Apesar de dever boa parte da garantia, o convênio assinado flexibilizou o pagamento com base em uma porcentagem da receita da empresa. Também seus benefícios se viram potencializados pelo fato de que a garantia que deveria abonar ao Estado, foi convertida em pesos. Um dado importante é que o advogado do Consórcio durante as negociações foi Roberto Dromi, ex-ministro de Obras Públicas de Carlos Menem e principal arquiteto do modelo privatizador da década de 90. Também a companhia, como a maioria das privatizadas, se favoreceu com a pesificação assimétrica ao dar liquidez a seus passivos com o sistema financeiro local.

Corporação América
“Eu brigo nas licitações porque meus competidores não são crianças de colo. Meus competidores querem me destroçar e eu quero destroçá-los”, dizia o empresário argentino–armênio, Eduardo Eurnekian, presidente da Corporación América ao jornal Perfil, em março de 2007. De caráter veemente e eloquente em seu falar, Eurnekian é hoje o empresário mais poderoso do país e, desde os anos 80, um dos que esteve mais próximo do poder.

A Corporación América é um dos grupos econômicos que mais cresceram nos últimos anos. Eduardo Eurnekian, seu proprietário, soube estabelecer contatos fluídos com o poder político de turno para obter benefícios mais que vantajosos. As suspeitas de pressão, cooptação, extorsão, ameaça, tem sido comuns na construção de seu império.

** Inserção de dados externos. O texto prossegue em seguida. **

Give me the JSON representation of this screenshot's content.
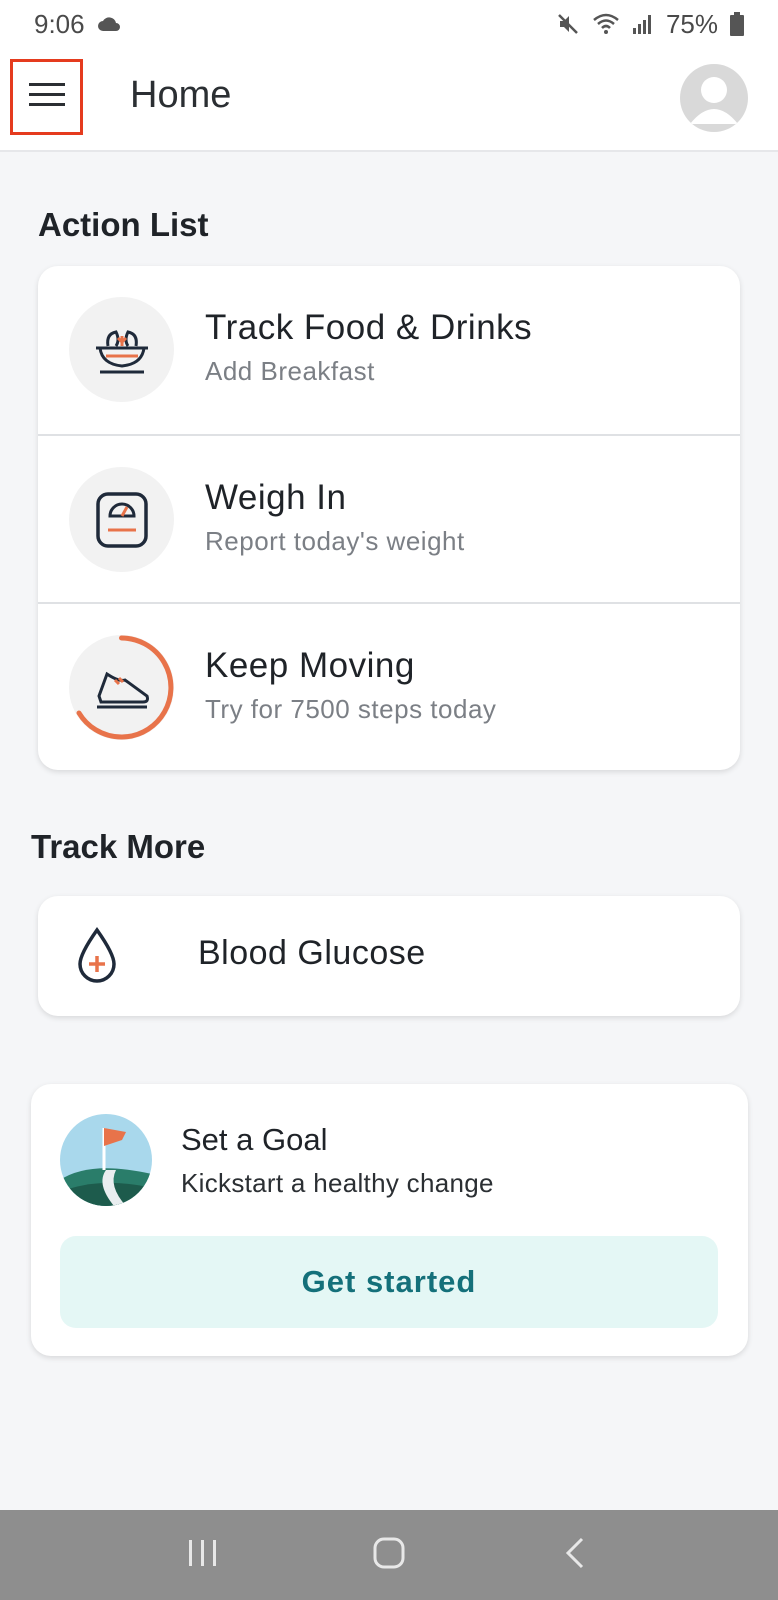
{
  "status_bar": {
    "time": "9:06",
    "battery": "75%",
    "icons": [
      "cloud-icon",
      "mute-icon",
      "wifi-icon",
      "signal-icon",
      "battery-icon"
    ]
  },
  "app_bar": {
    "title": "Home",
    "menu_icon": "hamburger-menu-icon",
    "avatar_icon": "user-avatar-icon"
  },
  "action_list": {
    "heading": "Action List",
    "items": [
      {
        "title": "Track Food & Drinks",
        "subtitle": "Add Breakfast",
        "icon": "salad-bowl-icon"
      },
      {
        "title": "Weigh In",
        "subtitle": "Report today's weight",
        "icon": "scale-icon"
      },
      {
        "title": "Keep Moving",
        "subtitle": "Try for 7500 steps today",
        "icon": "sneaker-icon"
      }
    ]
  },
  "track_more": {
    "heading": "Track More",
    "items": [
      {
        "label": "Blood Glucose",
        "icon": "blood-drop-icon"
      }
    ]
  },
  "goal": {
    "title": "Set a Goal",
    "subtitle": "Kickstart a healthy change",
    "button": "Get started",
    "icon": "goal-flag-icon"
  },
  "system_nav": {
    "icons": [
      "recent-apps-icon",
      "home-icon",
      "back-icon"
    ]
  },
  "colors": {
    "accent_orange": "#e8734a",
    "teal": "#14707a",
    "teal_light": "#e4f7f5",
    "highlight_red": "#e53b1e"
  }
}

Estimativas não oficiais dizem que o patrimônio de Eduardo Eurnekian supera um bilhão de dólares. Uma rápida olhada em seus principais ativos dá uma boa ideia do tamanho das operações do grupo.

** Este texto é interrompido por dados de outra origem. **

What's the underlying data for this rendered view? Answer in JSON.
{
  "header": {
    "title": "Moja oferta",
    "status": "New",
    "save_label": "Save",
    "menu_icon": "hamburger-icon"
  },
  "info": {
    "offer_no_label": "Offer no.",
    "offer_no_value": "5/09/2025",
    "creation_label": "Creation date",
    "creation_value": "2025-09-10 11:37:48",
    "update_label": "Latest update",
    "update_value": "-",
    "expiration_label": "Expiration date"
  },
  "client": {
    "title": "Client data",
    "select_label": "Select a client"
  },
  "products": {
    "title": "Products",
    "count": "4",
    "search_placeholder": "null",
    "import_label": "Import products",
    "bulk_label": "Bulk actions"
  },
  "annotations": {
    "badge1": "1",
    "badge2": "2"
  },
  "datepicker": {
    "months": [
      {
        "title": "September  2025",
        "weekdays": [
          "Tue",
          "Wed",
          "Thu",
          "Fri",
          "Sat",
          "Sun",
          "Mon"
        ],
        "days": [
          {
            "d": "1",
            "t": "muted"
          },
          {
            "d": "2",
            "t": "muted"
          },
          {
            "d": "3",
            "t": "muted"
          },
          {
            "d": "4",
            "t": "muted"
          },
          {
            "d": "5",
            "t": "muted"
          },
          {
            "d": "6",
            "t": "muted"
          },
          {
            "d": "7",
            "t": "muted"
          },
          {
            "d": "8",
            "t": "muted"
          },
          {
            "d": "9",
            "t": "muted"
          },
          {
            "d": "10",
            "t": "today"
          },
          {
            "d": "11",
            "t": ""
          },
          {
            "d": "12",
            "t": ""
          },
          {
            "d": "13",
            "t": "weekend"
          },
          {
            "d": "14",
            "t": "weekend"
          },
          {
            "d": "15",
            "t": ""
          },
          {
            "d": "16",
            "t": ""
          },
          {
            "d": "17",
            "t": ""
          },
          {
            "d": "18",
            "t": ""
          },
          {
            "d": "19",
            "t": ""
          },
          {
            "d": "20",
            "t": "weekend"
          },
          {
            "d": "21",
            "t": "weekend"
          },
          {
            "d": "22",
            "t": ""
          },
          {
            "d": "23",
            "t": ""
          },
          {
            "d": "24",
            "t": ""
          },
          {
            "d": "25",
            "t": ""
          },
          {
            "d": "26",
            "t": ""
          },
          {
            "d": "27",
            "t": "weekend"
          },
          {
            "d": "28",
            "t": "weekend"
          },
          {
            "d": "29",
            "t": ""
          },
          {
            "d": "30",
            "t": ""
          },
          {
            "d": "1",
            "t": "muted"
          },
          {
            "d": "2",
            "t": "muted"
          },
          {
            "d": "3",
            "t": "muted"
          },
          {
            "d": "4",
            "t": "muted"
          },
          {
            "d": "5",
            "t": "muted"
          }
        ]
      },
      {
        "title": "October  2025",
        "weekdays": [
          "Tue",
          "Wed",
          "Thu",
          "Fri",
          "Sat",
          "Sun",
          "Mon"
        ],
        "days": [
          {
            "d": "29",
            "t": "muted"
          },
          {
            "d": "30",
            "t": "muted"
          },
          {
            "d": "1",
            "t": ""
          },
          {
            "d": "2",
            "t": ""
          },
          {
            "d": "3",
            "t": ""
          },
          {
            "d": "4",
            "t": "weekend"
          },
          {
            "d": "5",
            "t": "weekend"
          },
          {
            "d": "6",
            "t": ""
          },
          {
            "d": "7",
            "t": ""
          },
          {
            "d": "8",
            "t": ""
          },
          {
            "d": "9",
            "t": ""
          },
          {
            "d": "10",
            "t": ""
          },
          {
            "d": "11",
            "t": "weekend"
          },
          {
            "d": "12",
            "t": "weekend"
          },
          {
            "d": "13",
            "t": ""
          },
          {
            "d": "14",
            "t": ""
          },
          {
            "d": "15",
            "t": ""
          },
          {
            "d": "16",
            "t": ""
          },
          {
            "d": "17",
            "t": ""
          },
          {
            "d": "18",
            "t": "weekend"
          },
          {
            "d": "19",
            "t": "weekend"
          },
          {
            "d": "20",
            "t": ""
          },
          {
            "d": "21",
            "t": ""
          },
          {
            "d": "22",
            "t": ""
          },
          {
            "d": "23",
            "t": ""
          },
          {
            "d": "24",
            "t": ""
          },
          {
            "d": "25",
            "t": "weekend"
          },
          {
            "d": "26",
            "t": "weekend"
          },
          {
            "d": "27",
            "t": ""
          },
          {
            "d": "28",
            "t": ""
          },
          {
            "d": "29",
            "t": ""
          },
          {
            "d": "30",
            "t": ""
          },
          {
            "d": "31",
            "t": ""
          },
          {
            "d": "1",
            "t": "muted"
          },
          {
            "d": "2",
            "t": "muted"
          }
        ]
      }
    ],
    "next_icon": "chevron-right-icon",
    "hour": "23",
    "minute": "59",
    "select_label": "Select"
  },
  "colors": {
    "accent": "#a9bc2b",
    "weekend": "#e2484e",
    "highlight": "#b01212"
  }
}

A Corporación América aglutina empresas em diferentes ramos. O Grupo Eurnekian é dono da Aeropuertos Argentina 2000, American International Airports, Aeropuertos Carrasco, Servicios e Tecnología Aeropuertuarios, Shop Gallery (Duty Free Shop) e Duty Free Uruguay, ZVARNOTS (hub de tráfego aéreo da Armênia), Aeropuerto de Guayaquil, Caminos de América e Unitec Agro. Além do negócio vitivinícola com a Bodega del Fin del Mundo. Possui também interesses no negócio têxtil e foi o criador da operadora de cabo Cablevisión, hoje em mãos do Clarín. É também dono de três mil hectares na Armênia.

O jornal Página 12 de maio de 1997 já falava da aproximação de Eurnekian com os corredores e salas do poder. “Só para amigos da Rosada” é o título do artigo que resenha os privilégios de alguns empresários junto ao então presidente Menem. É em La Rioja, lugar de onde veio Menem, onde o seleto clube de investidores que, com muito pouco, instalam suas indústrias ou exploram terras inóspitas, para estar muito perto do Presidente da Nação, afirmava a reportagem.

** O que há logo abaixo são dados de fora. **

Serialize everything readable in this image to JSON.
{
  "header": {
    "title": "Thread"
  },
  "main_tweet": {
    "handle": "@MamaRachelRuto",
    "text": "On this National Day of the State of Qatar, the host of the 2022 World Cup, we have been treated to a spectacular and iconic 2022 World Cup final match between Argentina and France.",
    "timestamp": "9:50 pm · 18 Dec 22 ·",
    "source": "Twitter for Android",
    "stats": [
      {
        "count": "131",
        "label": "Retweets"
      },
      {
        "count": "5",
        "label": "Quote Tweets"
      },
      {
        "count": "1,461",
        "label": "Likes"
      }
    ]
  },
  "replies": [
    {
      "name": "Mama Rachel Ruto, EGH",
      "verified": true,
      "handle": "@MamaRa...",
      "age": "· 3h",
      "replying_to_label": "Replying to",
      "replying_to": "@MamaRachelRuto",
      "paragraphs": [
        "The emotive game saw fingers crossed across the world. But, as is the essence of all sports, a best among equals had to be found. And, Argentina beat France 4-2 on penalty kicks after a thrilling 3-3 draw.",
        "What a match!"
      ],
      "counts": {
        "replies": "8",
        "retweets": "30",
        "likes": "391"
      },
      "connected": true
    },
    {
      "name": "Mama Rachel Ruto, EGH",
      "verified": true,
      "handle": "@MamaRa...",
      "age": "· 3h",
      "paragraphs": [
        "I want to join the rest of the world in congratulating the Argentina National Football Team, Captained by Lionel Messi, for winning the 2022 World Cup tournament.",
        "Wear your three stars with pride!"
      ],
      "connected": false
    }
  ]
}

Uma investigação da Unidade de Renegociação de Contratos (UNIREN) criada em 2007, pelo ministro do Planejamento Julio De Vido, revelou que a Aeropuertos Argentina 2000 violou “grosseiramente” suas obrigações com o Estado. Supostas modificações ilegais do edital de licitação para a privatização dos aeroportos teriam beneficiado a empresa Aeropuertos Argentina 2000. Omissão de controle do cumprimento das obrigações assumidas pela concessionária e autorizações indevidas a ela.

Segundo a investigação, a empresa deve mais de 1,9 bilhões de pesos por garantias não pagas e incorreu em um “total descumprimento do plano de investimentos” acordado em 1998 quando ganhou a licitação. Por esta razão, o governo acordou um novo convênio, perdoando a dívida que a empresa tinha com o fisco em troca da participação de 20% na exploração dos aeroportos. Na renegociação também se reduziu em quase 800 milhões de pesos o montante de dívida real da empresa controlada por Eduardo Eurnekian, se apaziguou o futuro plano de investimentos e se estabeleceu que o Estado seria o responsável por esses desembolsos.

No final de 2011 o Governo decidiu transformar umas obrigações negociáveis convertíveis em ações e assim é oficialmente proprietário de 15% do capital acionário da Aeropuertos Argentina 2000, a concessionária de 33 estações aeroportuárias no país. Dessa forma o governo será sócio da Corporación América, a empresa de Eduardo Eurnekian.